[lbo-talk] Fredric Jameson on Zizek

Carrol Cox cbcox at ilstu.edu
Sun Sep 3 08:59:04 PDT 2006


John Norem wrote:
>
> First Impressions
>
> Fredric Jameson
>
> /The Parallax View/ by Slavoj Zizek · MIT, 434 pp, £16.95


>From which further down:

****As for what has persisted through this now considerable oeuvre, I will start with the dialectic, of which Zizek is one of the great contemporary practitioners. The old stereotype is that Hegel works according to a cut-and-dried progression from thesis, through antithesis, to synthesis. This, Zizek explains, is completely erroneous: there are no real syntheses in Hegel and the dialectical operation is to be seen in an utterly different way; a variety of examples are adduced. Still, that stupid stereotype was not altogether wrong. There is a tripartite movement in the Hegelian dialectic, and in fact, Zizek goes on, he has just illustrated it: stupid stereotype, or the ‘appearance’; ingenious correction, the underlying reality or ‘essence’; finally, after all, the return to the reality of the appearance, so that it was the appearance that was ‘true’ after all.

What can this possibly have to do with popular culture? Let’s take a Hollywood product, say, Fritz Lang’s Woman in the Window (1944). (Maybe now Fritz Lang belongs to high culture rather than mass culture, but anyway . . .) Edward G. Robinson is a mild-mannered professor who, leaving his peaceful club one night, gets caught up in a web of love and murder. We think we are watching a thriller. At length, he takes refuge in his club again, falls asleep from exhaustion, and wakes up: it was all a dream. The movie has done the interpretation for us, by way of Lang’s capitulation to the cheap Hollywood insistence on happy endings. But in reality – which is to say in the true appearance – Edward G. Robinson ‘is not a quiet, kind, decent, bourgeois professor dreaming that he is a murderer, but a murderer dreaming, in his everyday life, that he is a quiet, kind, decent, bourgeois professor’. Hollywood’s censorship is therefore not some puritanical, uptight middle-class mechanism for repressing the obscene, nasty, antisocial, violent underside of life: it is, rather, the technique for revealing it.
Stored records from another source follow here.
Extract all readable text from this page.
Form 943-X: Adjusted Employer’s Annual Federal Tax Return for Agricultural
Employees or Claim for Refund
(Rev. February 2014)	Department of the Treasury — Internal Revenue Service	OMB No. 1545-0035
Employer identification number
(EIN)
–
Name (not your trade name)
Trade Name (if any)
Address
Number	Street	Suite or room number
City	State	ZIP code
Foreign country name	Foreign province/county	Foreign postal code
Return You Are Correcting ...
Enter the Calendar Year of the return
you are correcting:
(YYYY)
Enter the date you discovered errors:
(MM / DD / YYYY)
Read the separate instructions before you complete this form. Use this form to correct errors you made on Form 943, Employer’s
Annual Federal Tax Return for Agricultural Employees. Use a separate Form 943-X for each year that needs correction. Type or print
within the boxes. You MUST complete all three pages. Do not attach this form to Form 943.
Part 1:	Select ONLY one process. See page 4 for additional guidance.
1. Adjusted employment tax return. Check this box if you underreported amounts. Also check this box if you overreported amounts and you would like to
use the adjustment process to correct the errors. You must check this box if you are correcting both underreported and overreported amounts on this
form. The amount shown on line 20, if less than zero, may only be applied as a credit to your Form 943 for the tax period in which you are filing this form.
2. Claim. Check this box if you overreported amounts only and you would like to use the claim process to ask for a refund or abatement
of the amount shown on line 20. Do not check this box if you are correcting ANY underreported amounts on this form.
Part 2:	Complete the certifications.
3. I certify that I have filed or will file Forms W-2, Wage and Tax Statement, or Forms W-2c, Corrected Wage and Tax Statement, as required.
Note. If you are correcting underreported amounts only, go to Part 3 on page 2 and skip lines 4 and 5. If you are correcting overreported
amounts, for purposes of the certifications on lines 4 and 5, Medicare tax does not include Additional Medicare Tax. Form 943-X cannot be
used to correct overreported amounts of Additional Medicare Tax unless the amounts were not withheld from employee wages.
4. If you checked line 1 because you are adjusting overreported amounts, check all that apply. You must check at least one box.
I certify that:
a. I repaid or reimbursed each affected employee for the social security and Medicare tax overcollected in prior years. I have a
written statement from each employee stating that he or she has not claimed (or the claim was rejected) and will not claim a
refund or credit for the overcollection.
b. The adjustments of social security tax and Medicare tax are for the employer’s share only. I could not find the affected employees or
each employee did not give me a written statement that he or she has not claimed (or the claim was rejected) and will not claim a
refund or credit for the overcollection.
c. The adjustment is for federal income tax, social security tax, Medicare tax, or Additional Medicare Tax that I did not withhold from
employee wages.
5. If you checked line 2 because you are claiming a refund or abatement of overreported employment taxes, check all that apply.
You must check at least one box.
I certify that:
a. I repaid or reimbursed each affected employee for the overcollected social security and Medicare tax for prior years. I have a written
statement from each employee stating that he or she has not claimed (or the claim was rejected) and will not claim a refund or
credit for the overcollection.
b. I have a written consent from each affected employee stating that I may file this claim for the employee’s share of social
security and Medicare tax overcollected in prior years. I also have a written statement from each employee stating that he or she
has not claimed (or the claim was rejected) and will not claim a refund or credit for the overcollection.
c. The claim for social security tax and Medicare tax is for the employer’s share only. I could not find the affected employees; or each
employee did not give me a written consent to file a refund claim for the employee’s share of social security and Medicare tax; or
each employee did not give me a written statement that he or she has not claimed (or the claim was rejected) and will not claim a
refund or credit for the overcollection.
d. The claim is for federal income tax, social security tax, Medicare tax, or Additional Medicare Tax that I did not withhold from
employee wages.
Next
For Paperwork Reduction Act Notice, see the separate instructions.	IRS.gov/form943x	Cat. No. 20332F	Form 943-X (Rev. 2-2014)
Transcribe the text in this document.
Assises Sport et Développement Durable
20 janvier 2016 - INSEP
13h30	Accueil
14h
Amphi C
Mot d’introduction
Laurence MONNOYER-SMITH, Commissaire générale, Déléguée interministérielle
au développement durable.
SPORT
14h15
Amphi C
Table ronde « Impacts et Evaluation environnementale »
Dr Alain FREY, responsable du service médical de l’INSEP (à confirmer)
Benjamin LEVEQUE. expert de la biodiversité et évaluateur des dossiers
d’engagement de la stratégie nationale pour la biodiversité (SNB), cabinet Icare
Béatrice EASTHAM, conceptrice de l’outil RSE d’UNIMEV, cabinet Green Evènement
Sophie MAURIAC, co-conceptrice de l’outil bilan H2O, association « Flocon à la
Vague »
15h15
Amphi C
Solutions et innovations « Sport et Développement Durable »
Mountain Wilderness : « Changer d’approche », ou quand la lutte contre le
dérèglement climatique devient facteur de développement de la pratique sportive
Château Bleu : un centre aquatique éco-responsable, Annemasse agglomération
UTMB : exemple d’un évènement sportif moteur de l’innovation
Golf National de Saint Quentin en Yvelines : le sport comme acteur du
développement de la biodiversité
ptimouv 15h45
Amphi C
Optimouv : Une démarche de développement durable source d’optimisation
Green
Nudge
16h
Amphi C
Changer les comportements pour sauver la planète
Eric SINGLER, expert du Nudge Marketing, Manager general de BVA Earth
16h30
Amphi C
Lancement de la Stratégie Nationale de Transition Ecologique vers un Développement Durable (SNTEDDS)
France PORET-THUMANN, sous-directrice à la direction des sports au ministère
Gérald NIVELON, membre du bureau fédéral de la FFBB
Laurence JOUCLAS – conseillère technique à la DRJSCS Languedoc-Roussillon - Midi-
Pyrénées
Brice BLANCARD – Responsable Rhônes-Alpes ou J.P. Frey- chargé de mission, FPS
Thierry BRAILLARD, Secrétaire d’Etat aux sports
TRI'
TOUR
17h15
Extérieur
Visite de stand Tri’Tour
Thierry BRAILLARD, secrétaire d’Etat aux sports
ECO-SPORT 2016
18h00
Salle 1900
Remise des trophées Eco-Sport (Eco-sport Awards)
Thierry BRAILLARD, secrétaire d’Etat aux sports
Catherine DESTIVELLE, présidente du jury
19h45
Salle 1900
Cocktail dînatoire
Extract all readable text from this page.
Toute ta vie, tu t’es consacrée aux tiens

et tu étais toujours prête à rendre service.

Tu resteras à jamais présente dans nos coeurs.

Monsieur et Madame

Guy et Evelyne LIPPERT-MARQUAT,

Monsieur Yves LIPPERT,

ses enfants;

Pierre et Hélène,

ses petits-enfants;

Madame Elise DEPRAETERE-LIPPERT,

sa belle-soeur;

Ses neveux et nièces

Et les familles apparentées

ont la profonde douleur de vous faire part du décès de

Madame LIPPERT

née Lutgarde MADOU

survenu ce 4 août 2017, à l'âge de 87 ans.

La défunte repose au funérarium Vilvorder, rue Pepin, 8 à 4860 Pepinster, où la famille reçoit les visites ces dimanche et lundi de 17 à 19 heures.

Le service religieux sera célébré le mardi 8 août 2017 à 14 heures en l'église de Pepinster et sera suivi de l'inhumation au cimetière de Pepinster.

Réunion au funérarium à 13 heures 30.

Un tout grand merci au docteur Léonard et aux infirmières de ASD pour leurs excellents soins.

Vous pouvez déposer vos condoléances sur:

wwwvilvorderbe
Zizek’s interpretative work, from page to page, seems to revel in these paradoxes: but that is itself only some ‘stupid first impression’ (one of his favourite phrases). In reality, the paradox-effect is designed to undo that second moment of ingenuity, which is that of interpretation (it looks like this to you, but in reality what is going on is this . . .): the paradox is of the second order, so that what looks like a paradox is in reality simply a return to the first impression itself.*****

This would work fine as a construal of the opening sentence of Pride & Prejudice. I've always suspected that the coincidence of certain births* in the 1770s was significant.

Carrol

*Wordsworth, Coleridge, Austen, Ricardo, Beethoven, Hegel. All six have much in common. The key is Marx's comment that the panic of 1825 revealed the historicity of capitalism. These six had been born _just_ early enough that TINA was a sensible premise for them.